Collins: Put Cyber "Czar" in DHSInfluential Senator's Plan Would Shift Power from White House
The ranking Republican on the Senate Homeland Security and Governmental Affairs Committee proposes the administration's cybersecurity coordinator be posted to the Department of Homeland Security and not the White House, putting her at odds with the panel's chairman, a vocal group of congressional representatives and an influential government-private sector panel.
In a speech delivered Monday at the Homeland Security Policy Institute at George Washington University, Sen. Susan Collins said the White House is ill-equipped to coordinate cybersecurity policy and process. "Effectively managing government cybersecurity is going to require more than a few staff crammed into a cubicle in the depths of the White House," the Maine Republican said.
Collins proposes establishing a cybersecurity center anchored within DHS with a strong leader who would coordinate gaps that exist in what she perceives as disjoined federal IT security efforts. The director, who would be confirmed by the Senate, would enforce compliance with cybersecurity standards developed by the Office of Management and Budget and the National Institute of Standards and Technology.
Some of Collins' views parallel revisions in the latest version of legislation aimed at reforming the Federal Information Security Management Act sponsored by Sen. Tom Carper, D.-Del., such as granting the director the authority to review - but not approve - IT security budgets and IT acquisition policies of other agencies. "The Director should not be responsible for micromanaging individual procurements or directing investments," she said. "But we have seen far too often that security is not a primary concern when agencies procure their IT systems. Recommending security investments to OMB and providing strategic guidance on security enhancements early in the development and acquisition process will help bake-in security. Cybersecurity can no longer be only an afterthought."

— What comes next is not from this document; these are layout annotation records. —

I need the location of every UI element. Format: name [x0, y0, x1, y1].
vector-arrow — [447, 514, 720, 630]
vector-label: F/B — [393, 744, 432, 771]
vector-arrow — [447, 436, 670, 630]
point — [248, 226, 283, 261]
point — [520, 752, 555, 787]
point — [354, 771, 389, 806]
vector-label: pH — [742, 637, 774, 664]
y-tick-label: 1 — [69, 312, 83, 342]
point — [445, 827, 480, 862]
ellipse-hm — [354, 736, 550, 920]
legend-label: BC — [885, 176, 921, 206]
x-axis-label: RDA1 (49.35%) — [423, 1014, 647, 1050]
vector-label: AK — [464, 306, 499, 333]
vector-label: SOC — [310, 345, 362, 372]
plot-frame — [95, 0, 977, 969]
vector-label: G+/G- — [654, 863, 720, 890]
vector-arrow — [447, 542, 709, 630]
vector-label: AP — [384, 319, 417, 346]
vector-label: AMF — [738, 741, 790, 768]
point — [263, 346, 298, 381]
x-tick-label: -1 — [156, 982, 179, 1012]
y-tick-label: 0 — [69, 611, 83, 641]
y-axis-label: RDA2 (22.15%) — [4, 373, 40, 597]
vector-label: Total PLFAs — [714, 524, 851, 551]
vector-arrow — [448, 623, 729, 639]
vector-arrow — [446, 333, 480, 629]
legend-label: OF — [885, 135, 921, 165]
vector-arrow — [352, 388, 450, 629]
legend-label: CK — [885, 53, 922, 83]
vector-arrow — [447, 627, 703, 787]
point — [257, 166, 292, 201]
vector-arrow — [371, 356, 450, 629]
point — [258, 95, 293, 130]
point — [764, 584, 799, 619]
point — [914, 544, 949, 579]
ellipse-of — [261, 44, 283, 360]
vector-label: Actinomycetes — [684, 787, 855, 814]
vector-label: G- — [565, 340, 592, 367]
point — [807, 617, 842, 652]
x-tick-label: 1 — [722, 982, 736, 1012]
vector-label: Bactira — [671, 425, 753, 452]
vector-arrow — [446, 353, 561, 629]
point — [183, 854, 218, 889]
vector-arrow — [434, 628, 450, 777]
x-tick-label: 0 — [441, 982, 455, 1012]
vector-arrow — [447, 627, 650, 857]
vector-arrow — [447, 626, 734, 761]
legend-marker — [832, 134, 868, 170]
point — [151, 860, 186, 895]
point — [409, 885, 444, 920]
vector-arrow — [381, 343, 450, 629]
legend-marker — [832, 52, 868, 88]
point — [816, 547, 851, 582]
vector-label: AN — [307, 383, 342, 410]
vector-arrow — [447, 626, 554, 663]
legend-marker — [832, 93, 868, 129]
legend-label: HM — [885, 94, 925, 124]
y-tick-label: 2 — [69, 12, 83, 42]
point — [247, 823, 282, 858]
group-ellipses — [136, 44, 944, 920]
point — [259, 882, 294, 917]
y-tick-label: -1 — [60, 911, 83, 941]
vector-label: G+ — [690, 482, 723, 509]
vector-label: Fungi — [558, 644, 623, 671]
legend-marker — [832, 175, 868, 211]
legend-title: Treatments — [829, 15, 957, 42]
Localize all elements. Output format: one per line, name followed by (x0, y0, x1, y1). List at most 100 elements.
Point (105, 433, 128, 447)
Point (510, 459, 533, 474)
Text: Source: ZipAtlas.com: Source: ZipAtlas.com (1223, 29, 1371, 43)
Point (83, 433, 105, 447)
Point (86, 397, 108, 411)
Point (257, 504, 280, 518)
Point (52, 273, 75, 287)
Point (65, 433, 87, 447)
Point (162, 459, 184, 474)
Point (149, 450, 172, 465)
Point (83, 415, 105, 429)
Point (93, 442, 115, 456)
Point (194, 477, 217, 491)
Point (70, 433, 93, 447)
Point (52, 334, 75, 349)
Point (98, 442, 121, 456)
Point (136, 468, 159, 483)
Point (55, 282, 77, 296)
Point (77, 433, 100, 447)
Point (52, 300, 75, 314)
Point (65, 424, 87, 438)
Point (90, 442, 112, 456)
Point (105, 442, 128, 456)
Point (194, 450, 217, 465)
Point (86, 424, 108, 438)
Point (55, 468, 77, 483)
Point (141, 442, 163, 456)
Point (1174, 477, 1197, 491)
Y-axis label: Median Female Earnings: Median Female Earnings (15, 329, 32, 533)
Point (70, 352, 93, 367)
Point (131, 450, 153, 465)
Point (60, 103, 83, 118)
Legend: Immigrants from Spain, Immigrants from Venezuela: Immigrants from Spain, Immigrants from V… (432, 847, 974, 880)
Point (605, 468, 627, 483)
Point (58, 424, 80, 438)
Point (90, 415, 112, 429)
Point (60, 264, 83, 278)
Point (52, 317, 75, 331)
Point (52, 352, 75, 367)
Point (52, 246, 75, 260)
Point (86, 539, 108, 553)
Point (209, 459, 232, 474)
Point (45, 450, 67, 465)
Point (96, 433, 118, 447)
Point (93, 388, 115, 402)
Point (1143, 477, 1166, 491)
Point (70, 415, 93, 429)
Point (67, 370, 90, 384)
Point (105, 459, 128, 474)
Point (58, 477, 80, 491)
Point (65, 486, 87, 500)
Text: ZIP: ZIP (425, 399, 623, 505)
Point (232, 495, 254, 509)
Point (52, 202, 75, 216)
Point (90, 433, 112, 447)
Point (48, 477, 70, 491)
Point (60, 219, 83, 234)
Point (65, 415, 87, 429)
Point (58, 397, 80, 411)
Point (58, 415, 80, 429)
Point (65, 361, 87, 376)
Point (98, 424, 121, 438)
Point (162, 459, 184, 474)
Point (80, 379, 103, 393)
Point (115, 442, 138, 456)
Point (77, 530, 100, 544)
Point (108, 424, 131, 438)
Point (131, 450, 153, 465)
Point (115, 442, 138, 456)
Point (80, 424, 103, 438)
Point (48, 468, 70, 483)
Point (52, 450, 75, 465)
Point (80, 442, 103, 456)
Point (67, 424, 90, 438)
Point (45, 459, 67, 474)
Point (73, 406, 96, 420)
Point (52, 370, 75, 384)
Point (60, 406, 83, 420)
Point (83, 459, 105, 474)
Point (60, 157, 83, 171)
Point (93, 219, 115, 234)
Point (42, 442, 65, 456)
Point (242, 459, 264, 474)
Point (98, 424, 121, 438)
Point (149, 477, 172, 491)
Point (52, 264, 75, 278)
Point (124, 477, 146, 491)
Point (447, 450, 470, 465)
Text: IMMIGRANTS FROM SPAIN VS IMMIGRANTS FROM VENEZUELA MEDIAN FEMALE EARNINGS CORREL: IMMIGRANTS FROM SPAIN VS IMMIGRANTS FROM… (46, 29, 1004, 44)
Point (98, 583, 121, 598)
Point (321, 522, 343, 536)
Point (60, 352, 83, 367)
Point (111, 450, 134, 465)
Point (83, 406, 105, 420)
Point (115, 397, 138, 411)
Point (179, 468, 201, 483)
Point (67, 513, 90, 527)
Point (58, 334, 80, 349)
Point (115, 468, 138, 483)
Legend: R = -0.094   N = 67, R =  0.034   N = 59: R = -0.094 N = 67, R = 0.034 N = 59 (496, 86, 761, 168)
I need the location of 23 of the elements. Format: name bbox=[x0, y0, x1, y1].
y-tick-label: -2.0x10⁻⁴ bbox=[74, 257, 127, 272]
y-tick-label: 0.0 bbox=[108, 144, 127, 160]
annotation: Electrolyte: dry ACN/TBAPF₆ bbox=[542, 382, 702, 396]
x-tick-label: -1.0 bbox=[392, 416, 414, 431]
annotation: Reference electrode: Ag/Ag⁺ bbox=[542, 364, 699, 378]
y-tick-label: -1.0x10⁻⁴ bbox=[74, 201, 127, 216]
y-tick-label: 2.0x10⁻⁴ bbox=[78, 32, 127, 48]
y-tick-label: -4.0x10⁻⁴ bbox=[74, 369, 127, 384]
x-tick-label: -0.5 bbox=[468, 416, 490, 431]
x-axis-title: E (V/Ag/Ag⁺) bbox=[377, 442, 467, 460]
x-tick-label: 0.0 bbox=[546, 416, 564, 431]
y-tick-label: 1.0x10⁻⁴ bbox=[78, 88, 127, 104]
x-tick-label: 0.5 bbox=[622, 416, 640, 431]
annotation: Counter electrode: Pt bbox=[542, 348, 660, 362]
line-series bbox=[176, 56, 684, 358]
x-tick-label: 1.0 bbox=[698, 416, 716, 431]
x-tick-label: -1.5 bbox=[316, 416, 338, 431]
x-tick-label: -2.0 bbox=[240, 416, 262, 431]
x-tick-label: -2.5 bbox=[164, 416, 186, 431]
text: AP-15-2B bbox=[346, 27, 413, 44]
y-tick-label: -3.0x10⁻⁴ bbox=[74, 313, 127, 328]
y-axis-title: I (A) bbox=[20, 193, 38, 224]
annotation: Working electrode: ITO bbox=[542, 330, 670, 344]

Last week, Sen. Joseph Lieberman, the Senate committee's chairman, endorsed the idea of a Senate-confirmed cybersecurity adviser in the White House, a position favored by a number of other lawmakers as well as the Commission on Cybersecurity for the 44th Presidency, a panel of highly respected public and private sector commissioners who proposed late last year an Office of Cyberspace in the White House.
"Some will argue that a single federal department or agency is not muscular enough to direct other federal departments and agencies to secure their IT infrastructure," Collins said. "But Congress has dealt with complex challenges involving the need for interagency coordination in the past. We have established strong leaders with supporting organizational structures to coordinate and implement action across agencies, while recognizing and respecting disparate agency missions."
Collins envisions the cybersecurity director to serve as the principal adviser to the president on cybersecurity. "For day-to-day operations, the center would utilize the resources of DHS, and the director would report directly to the Secretary of Homeland Security," she said. "These dual lines of responsibility would give the director sufficient rank and stature to interact effectively and directly with the heads of other departments and agencies and with the private sector."
President Obama in May proposed naming a cybersecurity coordinator who would manage cybersecurity policy from the White House, but not be as high ranking as some lawmakers and the 44th Presidency Commission proposed. Plus, that post would not require Senate confirmation, which drew the ire of Collins and others because of the lack of accountability to Congress. Obama's coordinator, a post that remains vacant, would report not directly to the president by to the heads of the National Economic and National Security Councils.
Collins said her plan doesn't mean the NSC - performing its traditional coordination role - would need to ensure that our military, intelligence and law enforcement activities complement and inform our efforts to protect our civilian networks. "But, she said, "that traditional role does not require a cyber czar. It requires a strong civilian counterpart to the secretary of Defense, director of National Intelligence and the attorney general. The director would serve as that counterpart."